Désaccord stratégique avec l’EI
Le propos se veut surtout une réponse à l’hégémonisme de l’Etat islamique, qui élimine toutes les autres forces sur les territoires où il est en position de force. Al-Zawahiri oppose ainsi tout au long de son discours le projet du Front Al-Nosra en Syrie à celui du « califat d’Ibrahim Al- Badri » – Abou Bakr Al-Bagdadi, le chef de l’organisation Etat islamique étant désigné par son état civil pour le délégitimer. Les membres de l’EI sont ainsi qualifiés à plusieurs reprises de « kharidjites », en référence à une dissidence des premiers temps de l’islam considérée comme déviante et extrémiste.

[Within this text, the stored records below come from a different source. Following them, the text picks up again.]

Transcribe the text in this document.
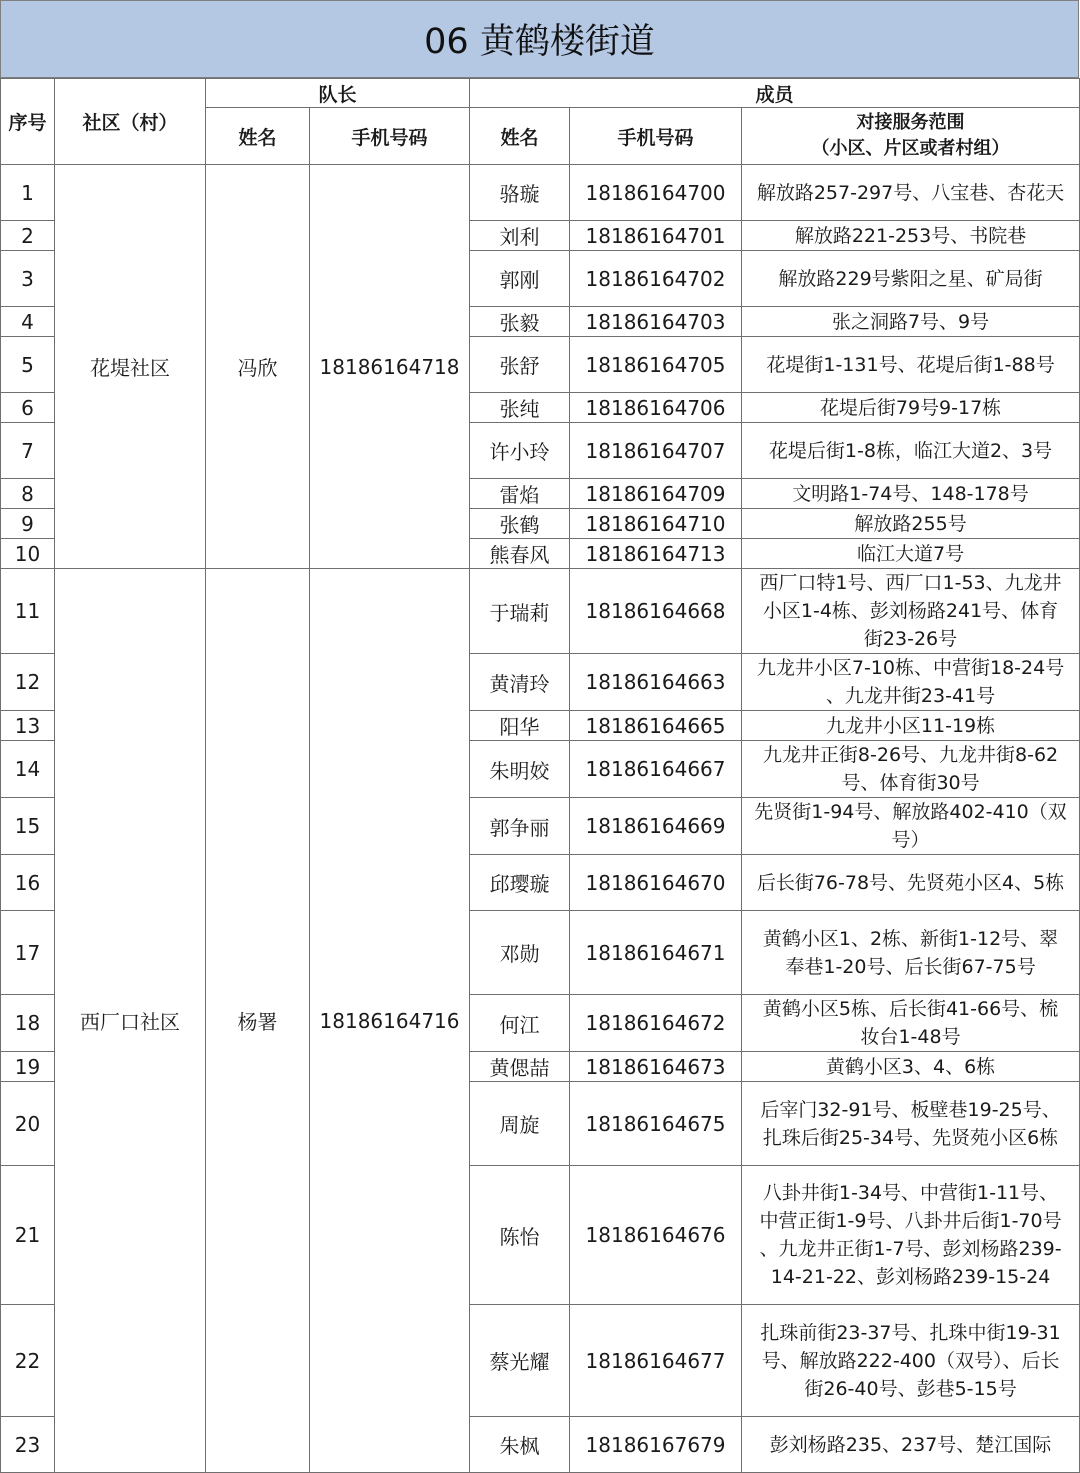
06 黄鹤楼街道
序号	社区（村）	队长		成员		
		姓名	手机号码	姓名	手机号码	对接服务范围
（小区、片区或者村组）
1	花堤社区	冯欣	18186164718	骆璇	18186164700	解放路257-297号、八宝巷、杏花天
2				刘利	18186164701	解放路221-253号、书院巷
3				郭刚	18186164702	解放路229号紫阳之星、矿局街
4				张毅	18186164703	张之洞路7号、9号
5				张舒	18186164705	花堤街1-131号、花堤后街1-88号
6				张纯	18186164706	花堤后街79号9-17栋
7				许小玲	18186164707	花堤后街1-8栋，临江大道2、3号
8				雷焰	18186164709	文明路1-74号、148-178号
9				张鹤	18186164710	解放路255号
10				熊春风	18186164713	临江大道7号
11	西厂口社区	杨署	18186164716	于瑞莉	18186164668	西厂口特1号、西厂口1-53、九龙井
小区1-4栋、彭刘杨路241号、体育
街23-26号
12				黄清玲	18186164663	九龙井小区7-10栋、中营街18-24号
、九龙井街23-41号
13				阳华	18186164665	九龙井小区11-19栋
14				朱明姣	18186164667	九龙井正街8-26号、九龙井街8-62
号、体育街30号
15				郭争丽	18186164669	先贤街1-94号、解放路402-410（双
号）
16				邱璎璇	18186164670	后长街76-78号、先贤苑小区4、5栋
17				邓勋	18186164671	黄鹤小区1、2栋、新街1-12号、翠
奉巷1-20号、后长街67-75号
18				何江	18186164672	黄鹤小区5栋、后长街41-66号、梳
妆台1-48号
19				黄偲喆	18186164673	黄鹤小区3、4、6栋
20				周旋	18186164675	后宰门32-91号、板壁巷19-25号、
扎珠后街25-34号、先贤苑小区6栋
21				陈怡	18186164676	八卦井街1-34号、中营街1-11号、
中营正街1-9号、八卦井后街1-70号
、九龙井正街1-7号、彭刘杨路239-
14-21-22、彭刘杨路239-15-24
22				蔡光耀	18186164677	扎珠前街23-37号、扎珠中街19-31
号、解放路222-400（双号）、后长
街26-40号、彭巷5-15号
23				朱枫	18186167679	彭刘杨路235、237号、楚江国际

« Nous n’avons obligé quiconque à nous prêter allégeance, si ce n’est par consentement. Nous ne menaçons pas de couper les têtes ni d’excommunier ceux qui nous combattent, comme le font ces nouveaux kharidjites ». Une nouvelle attaque contre l’EI, qui réfute tout consentement et ne laisse guère de choix aux populations et aux autres groupes si ce n’est l’allégeance ou la mort. Al-Zawahiri reprend là une ligne de conduite définie en 2004-2005, en réaction à la systématisation par Abou Moussab Al-Zarkaoui, le chef d’Al-Qaida en Mésopotamie (aujourd’hui vénéré par l’EI), d’attaques contre les lieux publics et de massacres de civils.

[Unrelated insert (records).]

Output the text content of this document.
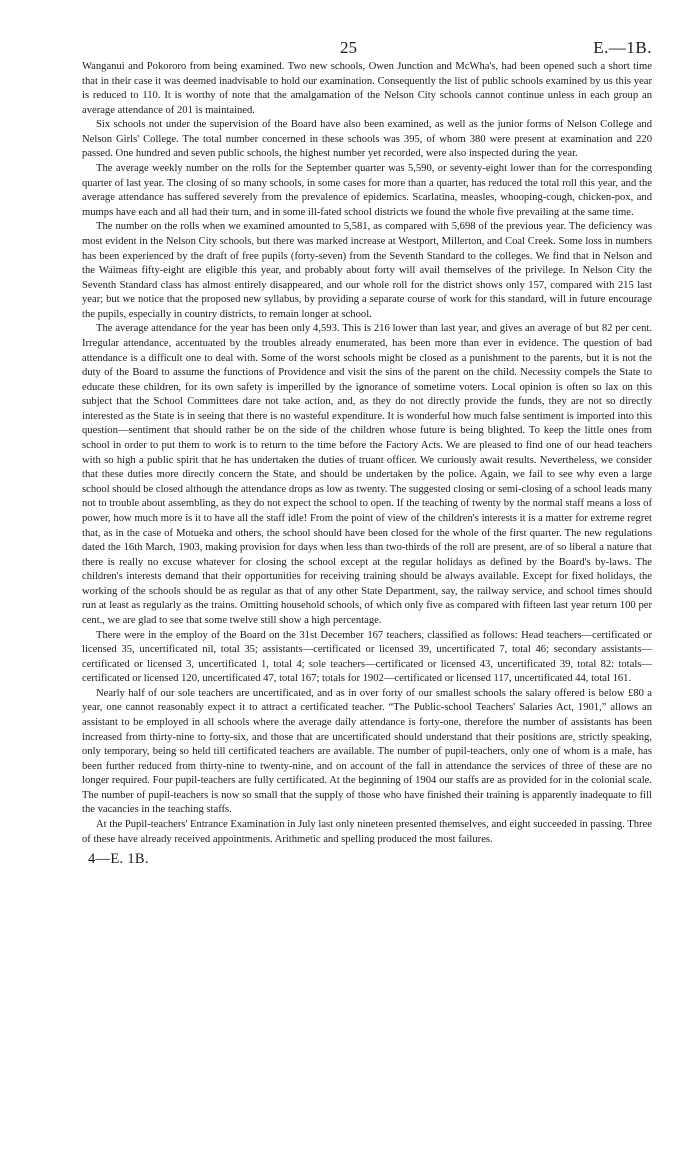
25	E.—1B.

Wanganui and Pokororo from being examined. Two new schools, Owen Junction and McWha's, had been opened such a short time that in their case it was deemed inadvisable to hold our examination. Consequently the list of public schools examined by us this year is reduced to 110. It is worthy of note that the amalgamation of the Nelson City schools cannot continue unless in each group an average attendance of 201 is maintained.

Six schools not under the supervision of the Board have also been examined, as well as the junior forms of Nelson College and Nelson Girls' College. The total number concerned in these schools was 395, of whom 380 were present at examination and 220 passed. One hundred and seven public schools, the highest number yet recorded, were also inspected during the year.

The average weekly number on the rolls for the September quarter was 5,590, or seventy-eight lower than for the corresponding quarter of last year. The closing of so many schools, in some cases for more than a quarter, has reduced the total roll this year, and the average attendance has suffered severely from the prevalence of epidemics. Scarlatina, measles, whooping-cough, chicken-pox, and mumps have each and all had their turn, and in some ill-fated school districts we found the whole five prevailing at the same time.

The number on the rolls when we examined amounted to 5,581, as compared with 5,698 of the previous year. The deficiency was most evident in the Nelson City schools, but there was marked increase at Westport, Millerton, and Coal Creek. Some loss in numbers has been experienced by the draft of free pupils (forty-seven) from the Seventh Standard to the colleges. We find that in Nelson and the Waimeas fifty-eight are eligible this year, and probably about forty will avail themselves of the privilege. In Nelson City the Seventh Standard class has almost entirely disappeared, and our whole roll for the district shows only 157, compared with 215 last year; but we notice that the proposed new syllabus, by providing a separate course of work for this standard, will in future encourage the pupils, especially in country districts, to remain longer at school.

The average attendance for the year has been only 4,593. This is 216 lower than last year, and gives an average of but 82 per cent. Irregular attendance, accentuated by the troubles already enumerated, has been more than ever in evidence. The question of bad attendance is a difficult one to deal with. Some of the worst schools might be closed as a punishment to the parents, but it is not the duty of the Board to assume the functions of Providence and visit the sins of the parent on the child. Necessity compels the State to educate these children, for its own safety is imperilled by the ignorance of sometime voters. Local opinion is often so lax on this subject that the School Committees dare not take action, and, as they do not directly provide the funds, they are not so directly interested as the State is in seeing that there is no wasteful expenditure. It is wonderful how much false sentiment is imported into this question—sentiment that should rather be on the side of the children whose future is being blighted. To keep the little ones from school in order to put them to work is to return to the time before the Factory Acts. We are pleased to find one of our head teachers with so high a public spirit that he has undertaken the duties of truant officer. We curiously await results. Nevertheless, we consider that these duties more directly concern the State, and should be undertaken by the police. Again, we fail to see why even a large school should be closed although the attendance drops as low as twenty. The suggested closing or semi-closing of a school leads many not to trouble about assembling, as they do not expect the school to open. If the teaching of twenty by the normal staff means a loss of power, how much more is it to have all the staff idle! From the point of view of the children's interests it is a matter for extreme regret that, as in the case of Motueka and others, the school should have been closed for the whole of the first quarter. The new regulations dated the 16th March, 1903, making provision for days when less than two-thirds of the roll are present, are of so liberal a nature that there is really no excuse whatever for closing the school except at the regular holidays as defined by the Board's by-laws. The children's interests demand that their opportunities for receiving training should be always available. Except for fixed holidays, the working of the schools should be as regular as that of any other State Department, say, the railway service, and school times should run at least as regularly as the trains. Omitting household schools, of which only five as compared with fifteen last year return 100 per cent., we are glad to see that some twelve still show a high percentage.

There were in the employ of the Board on the 31st December 167 teachers, classified as follows: Head teachers—certificated or licensed 35, uncertificated nil, total 35; assistants—certificated or licensed 39, uncertificated 7, total 46; secondary assistants—certificated or licensed 3, uncertificated 1, total 4; sole teachers—certificated or licensed 43, uncertificated 39, total 82: totals—certificated or licensed 120, uncertificated 47, total 167; totals for 1902—certificated or licensed 117, uncertificated 44, total 161.

Nearly half of our sole teachers are uncertificated, and as in over forty of our smallest schools the salary offered is below £80 a year, one cannot reasonably expect it to attract a certificated teacher. “The Public-school Teachers' Salaries Act, 1901,” allows an assistant to be employed in all schools where the average daily attendance is forty-one, therefore the number of assistants has been increased from thirty-nine to forty-six, and those that are uncertificated should understand that their positions are, strictly speaking, only temporary, being so held till certificated teachers are available. The number of pupil-teachers, only one of whom is a male, has been further reduced from thirty-nine to twenty-nine, and on account of the fall in attendance the services of three of these are no longer required. Four pupil-teachers are fully certificated. At the beginning of 1904 our staffs are as provided for in the colonial scale. The number of pupil-teachers is now so small that the supply of those who have finished their training is apparently inadequate to fill the vacancies in the teaching staffs.

At the Pupil-teachers' Entrance Examination in July last only nineteen presented themselves, and eight succeeded in passing. Three of these have already received appointments. Arithmetic and spelling produced the most failures.

4—E. 1B.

Ce désaccord stratégique avait alors constitué une première ligne de fracture entre ce qui deviendra l’Etat islamique et Al-Qaida « central ». Al-Zawahiri considérait à l’époque que les campagnes de terreur impulsées par Al-Zarkaoui lors de cette première guerre civile irakienne ne pouvaient qu’isoler les djihadistes de la population sunnite irakienne, révulsée par l’ultraviolence du groupe armé, et les conduire à la défaite.
Mais si le chef djihadiste se fait le chantre de l’union des combattants sur le terrain – « C’est une question de vie ou de mort. Soit vous vous unissez en tant que musulmans […] soit vous vous divisez et vous serez dévorés les uns après les autres » – il n’oublie pas d’appeler à s’opposer aux complots ourdis par « l’Amérique, la Grande Bretagne et l’Arabie saoudite » et ceux qui disent vouloir établir « un régime basé sur l’islam, mais qui n’est en fait qu’une contrefaçon de l’islam », ouverte « au sécularisme et au nationalisme ».
Cette menace à peine voilée s’adresse aux rebelles modérés qui participent aux négociations avec le régime ou qui sont soutenus par les pays du Golfe et par les Occidentaux, dont la principale crainte serait « la présence aujourd’hui des moudjahidin aux frontières de la Palestine, ce qu’ils appellent Israël, le 51e Etat américain ». Principales visées, les brigades modérées de l’Armée syrienne libre (ASL), que le Front Al-Nosra n’a cessé de combattre depuis cinq ans.